Когда мы слезли, я спросил у Вадика:

– Слушай, как это ты так хорошо держался, спокойно ходил по не ограждённому полику, ещё и песни орал, неужели не страшно? Перед девушками, наверное, рисовался?

– Конечно, страшно, – тихо ответил Вадим. – Ты думаешь, зачем я песню-то орал? Она и помогает от страха. А то, что ноги трясутся и по спине текут струйки холодного пота, так этого никто не замечает. Ну и, конечно, не без девочек обошлось! – уже во весь голос прогремел он так, что эти девочки наверняка услышали.

После обеда мы пришли разбирать наше сооружение. Стекольщики свою работу закончили, уступив нам место под куполом. Но вот Вадима с нами не оказалось, его направили на другую работу, поэтому на вышку полез я. Забравшись на самый верх, я посмотрел вниз – казалось, что люди размером с игрушечных солдатиков, что-то там суетились, посматривали вверх. Пока удавалось держать страх в кулаке. Первым делом пришлось развязать верёвки крепления вышки к стене, и она сразу начала качаться. Казалось, что амплитуда всё увеличивается, появилась уверенность, что вышка сейчас раскачается ещё больше и рухнет. Глаза сами стали искать, за что в таком случае зацепиться и висеть, пока не снимут. А мозг тут же успокаивал: такого произойти не может, не первый раз собираем, я хожу осторожно, не раскачиваю, что может случиться. Но уверенность не слушала доводы мозга. И на пике этой борьбы я начал разбирать вышку. Косые и прямые штанги я снял, ещё ходя по полику в полный рост. Но когда надо было снимать боковины, к которым штанги и крепились, мои ноги, не слушая приказы мозга, сами начали сгибаться, кулак разжался и страх вылетел на волю. От одной боковины к другой я шёл или, скорее, передвигался гусиным шагом, почти на четвереньках. Было очень стыдно, несколько раз я пытался заставить себя выпрямиться. Но усилия воли хватало только наполовину, после этого ноги опять сгибались, по спине текли ручейки холодного пота, а проклятая уверенность нашёптывала, что вышка сейчас будет падать.
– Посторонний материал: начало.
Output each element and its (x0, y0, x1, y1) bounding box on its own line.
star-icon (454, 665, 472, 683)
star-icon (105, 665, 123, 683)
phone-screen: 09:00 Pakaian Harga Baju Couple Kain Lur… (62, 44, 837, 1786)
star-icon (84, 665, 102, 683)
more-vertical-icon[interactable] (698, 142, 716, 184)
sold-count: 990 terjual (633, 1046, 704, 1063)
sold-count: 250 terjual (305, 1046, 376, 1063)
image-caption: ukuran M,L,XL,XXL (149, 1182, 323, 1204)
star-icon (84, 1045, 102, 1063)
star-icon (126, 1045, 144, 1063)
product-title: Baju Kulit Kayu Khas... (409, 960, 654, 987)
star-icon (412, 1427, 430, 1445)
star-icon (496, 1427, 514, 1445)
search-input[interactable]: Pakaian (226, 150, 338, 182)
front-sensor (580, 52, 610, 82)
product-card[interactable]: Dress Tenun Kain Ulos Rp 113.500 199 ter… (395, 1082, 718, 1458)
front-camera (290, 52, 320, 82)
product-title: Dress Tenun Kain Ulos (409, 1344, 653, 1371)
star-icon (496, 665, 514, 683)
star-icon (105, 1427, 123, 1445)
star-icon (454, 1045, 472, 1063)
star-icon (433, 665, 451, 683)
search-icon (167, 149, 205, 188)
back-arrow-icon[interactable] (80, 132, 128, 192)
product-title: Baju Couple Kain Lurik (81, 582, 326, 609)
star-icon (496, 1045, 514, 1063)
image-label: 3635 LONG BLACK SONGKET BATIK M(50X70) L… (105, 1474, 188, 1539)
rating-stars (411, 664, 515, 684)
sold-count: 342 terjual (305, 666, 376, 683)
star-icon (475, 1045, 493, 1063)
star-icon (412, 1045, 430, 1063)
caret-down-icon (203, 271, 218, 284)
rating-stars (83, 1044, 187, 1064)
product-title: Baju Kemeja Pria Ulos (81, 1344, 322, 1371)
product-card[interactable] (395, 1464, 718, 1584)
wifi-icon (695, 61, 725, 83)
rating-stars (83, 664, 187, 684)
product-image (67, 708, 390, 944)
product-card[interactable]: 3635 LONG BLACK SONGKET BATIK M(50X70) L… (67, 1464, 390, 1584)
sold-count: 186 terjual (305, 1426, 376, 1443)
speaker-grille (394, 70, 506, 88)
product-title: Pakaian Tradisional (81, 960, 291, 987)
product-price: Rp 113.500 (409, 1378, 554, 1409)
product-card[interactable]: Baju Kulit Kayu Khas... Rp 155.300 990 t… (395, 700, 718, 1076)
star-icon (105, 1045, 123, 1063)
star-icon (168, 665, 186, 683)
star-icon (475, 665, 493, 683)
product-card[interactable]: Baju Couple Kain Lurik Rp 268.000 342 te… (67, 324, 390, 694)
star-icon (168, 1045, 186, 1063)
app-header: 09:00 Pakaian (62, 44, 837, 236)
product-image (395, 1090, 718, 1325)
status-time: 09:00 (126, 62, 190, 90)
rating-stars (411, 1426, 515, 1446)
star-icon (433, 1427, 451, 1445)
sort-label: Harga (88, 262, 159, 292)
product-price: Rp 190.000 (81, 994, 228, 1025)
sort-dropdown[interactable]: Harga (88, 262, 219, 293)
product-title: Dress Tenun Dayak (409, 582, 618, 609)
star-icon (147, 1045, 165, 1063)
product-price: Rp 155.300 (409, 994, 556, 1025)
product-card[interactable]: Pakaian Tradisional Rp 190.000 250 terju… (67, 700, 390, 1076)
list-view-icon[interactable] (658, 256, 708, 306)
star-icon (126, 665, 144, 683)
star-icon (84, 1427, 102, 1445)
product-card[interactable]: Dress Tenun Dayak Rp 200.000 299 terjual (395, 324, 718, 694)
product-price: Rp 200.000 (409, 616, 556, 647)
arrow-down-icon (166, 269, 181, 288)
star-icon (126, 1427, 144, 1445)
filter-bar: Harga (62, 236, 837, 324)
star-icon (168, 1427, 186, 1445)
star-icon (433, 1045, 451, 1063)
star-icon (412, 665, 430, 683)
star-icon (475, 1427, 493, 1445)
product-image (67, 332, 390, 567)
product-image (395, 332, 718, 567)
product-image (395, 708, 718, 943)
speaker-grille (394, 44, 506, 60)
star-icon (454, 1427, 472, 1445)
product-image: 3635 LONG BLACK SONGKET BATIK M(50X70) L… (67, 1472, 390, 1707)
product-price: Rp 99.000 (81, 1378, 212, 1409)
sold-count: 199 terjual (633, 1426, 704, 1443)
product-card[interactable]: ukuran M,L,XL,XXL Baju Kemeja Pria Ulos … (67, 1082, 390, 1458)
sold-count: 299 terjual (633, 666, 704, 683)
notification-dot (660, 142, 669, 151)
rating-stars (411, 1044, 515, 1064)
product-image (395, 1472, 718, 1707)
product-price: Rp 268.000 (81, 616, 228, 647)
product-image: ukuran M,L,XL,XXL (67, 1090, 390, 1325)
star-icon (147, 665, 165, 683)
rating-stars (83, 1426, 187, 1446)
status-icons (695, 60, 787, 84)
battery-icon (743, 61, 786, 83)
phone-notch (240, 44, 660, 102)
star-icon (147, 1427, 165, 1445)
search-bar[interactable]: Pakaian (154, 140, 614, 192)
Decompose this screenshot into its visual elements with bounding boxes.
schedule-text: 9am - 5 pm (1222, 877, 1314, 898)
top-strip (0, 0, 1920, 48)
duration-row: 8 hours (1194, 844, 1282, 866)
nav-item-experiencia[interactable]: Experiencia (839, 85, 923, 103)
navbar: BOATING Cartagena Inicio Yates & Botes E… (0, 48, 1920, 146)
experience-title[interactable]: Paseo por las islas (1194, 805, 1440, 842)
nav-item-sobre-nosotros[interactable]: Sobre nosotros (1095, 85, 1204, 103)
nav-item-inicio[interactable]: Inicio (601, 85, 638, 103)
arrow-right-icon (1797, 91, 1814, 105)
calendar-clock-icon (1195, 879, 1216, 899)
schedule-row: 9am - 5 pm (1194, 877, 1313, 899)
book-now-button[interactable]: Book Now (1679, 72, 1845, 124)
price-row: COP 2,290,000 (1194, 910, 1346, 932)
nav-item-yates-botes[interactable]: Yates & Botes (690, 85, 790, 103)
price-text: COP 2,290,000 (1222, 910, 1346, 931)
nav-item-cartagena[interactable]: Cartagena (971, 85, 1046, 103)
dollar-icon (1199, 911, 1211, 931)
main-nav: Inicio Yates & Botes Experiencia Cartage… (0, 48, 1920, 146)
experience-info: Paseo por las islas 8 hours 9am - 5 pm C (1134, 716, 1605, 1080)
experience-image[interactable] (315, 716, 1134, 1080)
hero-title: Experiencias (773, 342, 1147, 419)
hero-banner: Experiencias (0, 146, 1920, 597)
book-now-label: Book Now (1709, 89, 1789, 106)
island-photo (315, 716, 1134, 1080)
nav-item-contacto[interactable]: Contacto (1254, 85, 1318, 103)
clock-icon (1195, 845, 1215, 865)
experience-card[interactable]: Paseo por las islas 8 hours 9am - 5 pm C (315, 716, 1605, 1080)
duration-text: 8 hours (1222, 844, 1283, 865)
– Эй, Мишка, чего, страшно? – смеялись внизу. – Ты чего ползаешь по полику?

– А ты сам залезь, снизу, конечно, выглядит не страшно! – проорал я со злостью.

Честно говоря, злость была не на ребят, а на себя за трусость. «Встать, сволочь!» – крикнул я мысленно. Сжав зубы, я выпрямился полностью на пару секунд.

– Хо-па! – Ударил каблуками рабочих ботинок по полику.

Ну, вроде сам себе показал, что могу. Снизу засмеялись. Но через три секунды ноги опять возвратились в исходное положение древнего примата.

Вот наконец все ограждения сняты, я один стою на маленьком полике, держаться не за что, вышка раскачивается и скручивается подо мной винтом. Переваливаясь, как гусь, я подполз к люку и с облегчением нырнул вниз. После восьмого яруса всё, что ниже, кажется уже не таким страшным. Седьмой и шестой ярусы я ещё прошёл на полусогнутых, каждый раз выпрямляясь всё больше, как будто постепенно эволюционировал в человека прямоходящего. А вот пятый мне показался совсем не высоким, почти как на земле, хотя вначале, когда мы его собирали, было страшно уже на нём – вот и теория относительности.